The Diva Utopia is a 3-way bass reflex design that deploys a quad of 6.5″ bass drivers in a “push-push configuration”, a 6.5″ mid-bass driver with “TMD surround and NIC motor” and a 2.7cm M-shaped inverted dome tweeter that’s made from “pure beryllium”. And it isn’t that each loudspeaker needs to see wall power that makes them active but how each driver enjoys its own bespoke-tubed amplifier. Inside each cabinet, Focal is juicing the six drivers with 400 Watts of Naim’s Class A/B amplification: 250 Watts is fed to the bass drivers with the remaining 150 Watts split evenly between the mid/bass and tweeter.
On streaming, the Diva Utopia support Bluetooth (SBC, AAC, aptX Adaptive), Spotify Connect, Tidal Connect, Apple AirPlay 2 and Google Cast.
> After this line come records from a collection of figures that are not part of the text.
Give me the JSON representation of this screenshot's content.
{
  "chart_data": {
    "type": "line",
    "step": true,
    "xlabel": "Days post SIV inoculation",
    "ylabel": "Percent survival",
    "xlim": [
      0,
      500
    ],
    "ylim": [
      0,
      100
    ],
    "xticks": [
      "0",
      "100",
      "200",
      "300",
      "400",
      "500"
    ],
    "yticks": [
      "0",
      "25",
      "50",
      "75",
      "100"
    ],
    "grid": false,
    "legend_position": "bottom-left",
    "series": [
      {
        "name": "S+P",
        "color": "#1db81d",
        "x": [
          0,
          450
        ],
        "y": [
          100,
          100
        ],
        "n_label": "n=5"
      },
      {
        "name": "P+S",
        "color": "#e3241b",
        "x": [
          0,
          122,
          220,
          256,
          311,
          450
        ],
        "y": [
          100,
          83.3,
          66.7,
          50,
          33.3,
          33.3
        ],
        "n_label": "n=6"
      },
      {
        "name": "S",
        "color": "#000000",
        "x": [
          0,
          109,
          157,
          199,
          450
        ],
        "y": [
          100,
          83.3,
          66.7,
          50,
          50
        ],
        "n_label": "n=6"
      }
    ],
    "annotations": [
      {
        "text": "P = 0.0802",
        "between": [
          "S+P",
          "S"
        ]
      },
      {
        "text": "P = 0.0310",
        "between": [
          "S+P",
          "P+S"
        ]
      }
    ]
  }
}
Mais Mon Dieu! Roon Ready is not part of this deal.
Hard-wired connectivity sits towards the bottom rear of the primary loudspeaker to offer HDMI eARC, TOSLINK, USB-A (for storage devices) and analogue RCA. That connectivity panel is also where the secondary speaker joins the primary via RJ45 cable for a 24bit/192kHz-capable interlink. Otherwise, an ultra-wideband wireless interlink joins them invisibly and with low latency at 24bit/96kHz.
Control comes via any supported streaming app, Focal/Naim’s own smartphone app (that integrates Qobuz and Tidal) or the supplied Zigbee remote. Each speaker weighs a whopping 64kg.
Pricing? I hope you are sitting down: US$39,999 or £29,999 per pair. This is Future-Fi for someone with deeper pockets than your average hi-fi enthusiast. That means having a house large enough for a dedicated media/listening room where the walls and ceiling are acoustically treated.